The Articulate Medical Intelligence Explorer (AMIE), an artificial intelligence algorithm, has been trained to have medical conversations. In talks with "patients" who were trained actors, it did as well as or even better than human doctors.
AMIE, based on a big language model developed by Google, showed better accuracy in diagnosing respiratory issues, cardiovascular conditions, and various illnesses compared to a regular doctor. Additionally, it extracted a similar amount of information from conversations as human doctors did, showing more empathy, according to a preprint study by Tao Tu and colleagues from Google Research and Google DeepMind.
Creating the Algorithm
Talking between doctors and patients (anamnesis) is vital for diagnosing and treating illnesses. AI systems that can handle these conversations could make medical help more accessible and better.
The developers faced a challenge because there wasn't enough medical conversation data. So, they fine-tuned the LLM base model using real datasets like electronic health records and transcribed medical conversations in the first phase.
To further train the model, researchers had the LLM play the role of a person with a specific ailment or an empathetic doctor. The algorithm also acted as a critical colleague, evaluating the doctor's interaction and giving feedback.
Successful Testing
In the testing phase, 20 participants (actors simulating symptoms) had online text-based consultations with AMIE and 20 general practitioners. Participants didn't know if they were talking to a human or a bot. AMIE matched or exceeded the accuracy of doctors in all six medical specialties and outperformed human doctors in 24 out of 26 conversation quality criteria.

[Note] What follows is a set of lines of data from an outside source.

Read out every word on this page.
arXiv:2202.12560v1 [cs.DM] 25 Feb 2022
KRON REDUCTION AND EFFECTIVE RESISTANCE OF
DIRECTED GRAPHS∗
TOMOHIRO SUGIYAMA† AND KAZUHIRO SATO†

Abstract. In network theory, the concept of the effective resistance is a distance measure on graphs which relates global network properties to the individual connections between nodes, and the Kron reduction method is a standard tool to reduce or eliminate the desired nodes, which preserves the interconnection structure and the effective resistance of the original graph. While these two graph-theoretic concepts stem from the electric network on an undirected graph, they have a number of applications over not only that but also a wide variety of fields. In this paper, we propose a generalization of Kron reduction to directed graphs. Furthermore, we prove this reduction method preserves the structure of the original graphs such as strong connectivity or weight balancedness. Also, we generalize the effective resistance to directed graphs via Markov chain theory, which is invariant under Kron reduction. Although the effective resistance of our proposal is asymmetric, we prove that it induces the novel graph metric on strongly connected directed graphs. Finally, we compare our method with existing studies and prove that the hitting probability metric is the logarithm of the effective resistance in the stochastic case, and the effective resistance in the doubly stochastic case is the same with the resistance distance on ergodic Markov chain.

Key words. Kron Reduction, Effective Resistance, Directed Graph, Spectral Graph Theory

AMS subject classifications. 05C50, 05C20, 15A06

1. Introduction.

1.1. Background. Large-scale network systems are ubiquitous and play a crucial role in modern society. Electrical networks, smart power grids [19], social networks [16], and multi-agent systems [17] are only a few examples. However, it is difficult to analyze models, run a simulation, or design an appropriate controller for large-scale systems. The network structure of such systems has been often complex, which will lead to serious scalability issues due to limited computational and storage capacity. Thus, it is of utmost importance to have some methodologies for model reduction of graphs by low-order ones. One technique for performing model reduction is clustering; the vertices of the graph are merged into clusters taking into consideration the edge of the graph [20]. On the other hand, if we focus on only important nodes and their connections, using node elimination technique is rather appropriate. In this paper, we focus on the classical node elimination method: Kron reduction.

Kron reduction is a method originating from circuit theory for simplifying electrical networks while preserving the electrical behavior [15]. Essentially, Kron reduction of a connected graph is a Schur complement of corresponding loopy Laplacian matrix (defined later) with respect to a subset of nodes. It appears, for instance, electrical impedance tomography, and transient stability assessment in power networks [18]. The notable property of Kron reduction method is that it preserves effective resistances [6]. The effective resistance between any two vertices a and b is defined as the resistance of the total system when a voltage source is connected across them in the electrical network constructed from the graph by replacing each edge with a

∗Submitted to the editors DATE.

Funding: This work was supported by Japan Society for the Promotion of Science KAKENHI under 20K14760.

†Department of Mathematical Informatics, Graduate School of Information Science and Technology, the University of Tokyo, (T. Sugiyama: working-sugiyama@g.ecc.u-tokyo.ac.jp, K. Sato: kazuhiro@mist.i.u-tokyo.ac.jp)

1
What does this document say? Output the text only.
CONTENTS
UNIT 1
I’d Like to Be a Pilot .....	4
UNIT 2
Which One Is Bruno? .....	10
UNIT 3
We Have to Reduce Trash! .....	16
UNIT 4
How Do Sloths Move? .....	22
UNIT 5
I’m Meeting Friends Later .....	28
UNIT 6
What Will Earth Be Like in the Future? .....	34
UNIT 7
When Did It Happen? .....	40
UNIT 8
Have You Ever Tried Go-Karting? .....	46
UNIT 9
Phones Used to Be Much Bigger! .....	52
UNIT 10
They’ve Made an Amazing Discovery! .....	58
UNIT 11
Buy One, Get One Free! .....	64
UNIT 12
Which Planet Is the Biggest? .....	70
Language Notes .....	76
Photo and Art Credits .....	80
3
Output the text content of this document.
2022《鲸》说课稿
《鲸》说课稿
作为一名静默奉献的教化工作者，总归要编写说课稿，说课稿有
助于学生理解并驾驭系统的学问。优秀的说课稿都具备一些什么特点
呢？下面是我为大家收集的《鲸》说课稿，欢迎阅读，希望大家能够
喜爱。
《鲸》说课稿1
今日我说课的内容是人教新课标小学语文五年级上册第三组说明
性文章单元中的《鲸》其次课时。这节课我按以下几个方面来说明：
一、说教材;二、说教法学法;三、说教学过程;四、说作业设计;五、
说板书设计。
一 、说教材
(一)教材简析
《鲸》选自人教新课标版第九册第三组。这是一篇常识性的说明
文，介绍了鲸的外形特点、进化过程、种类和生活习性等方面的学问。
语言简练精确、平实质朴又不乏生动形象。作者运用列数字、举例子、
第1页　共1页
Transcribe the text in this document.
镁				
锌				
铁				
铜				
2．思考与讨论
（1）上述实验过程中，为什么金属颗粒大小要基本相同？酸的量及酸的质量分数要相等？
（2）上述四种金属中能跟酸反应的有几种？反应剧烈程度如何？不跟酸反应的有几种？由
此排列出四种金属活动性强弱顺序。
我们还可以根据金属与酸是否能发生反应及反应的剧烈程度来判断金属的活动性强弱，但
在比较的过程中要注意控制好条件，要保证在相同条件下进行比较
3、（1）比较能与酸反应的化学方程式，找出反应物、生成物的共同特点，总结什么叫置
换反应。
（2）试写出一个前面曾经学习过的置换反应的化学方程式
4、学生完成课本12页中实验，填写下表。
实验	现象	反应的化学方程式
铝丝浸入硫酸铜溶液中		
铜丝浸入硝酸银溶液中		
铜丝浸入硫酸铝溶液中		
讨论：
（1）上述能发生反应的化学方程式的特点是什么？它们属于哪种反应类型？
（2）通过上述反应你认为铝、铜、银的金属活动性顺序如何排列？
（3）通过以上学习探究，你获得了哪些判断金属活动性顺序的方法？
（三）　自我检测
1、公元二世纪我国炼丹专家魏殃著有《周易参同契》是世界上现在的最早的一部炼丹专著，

Alan Karthikesalingam, a clinical researcher at Google Health, noted that general practitioners might not be used to text-based chat, affecting their performance. He also mentioned doctors might tire faster than a bot with long, structured responses.
Challenges Ahead
After the successful pilot, researchers plan more studies to identify biases and ensure consistent results. The Google team is also addressing ethical requirements for tests with real patients.
Privacy is a crucial concern. Daniel Ting from Duke-NUS Medical School stressed the need for transparency about data storage and analysis.
Ensuring Good Care
Despite the potential of the chatbot, the authors highlight that it's not ready for clinical care. Adam Rodman, MD, from Harvard Medical School, emphasized that the tool should not replace doctor interaction. Medicine involves more than information; it's about human relationships.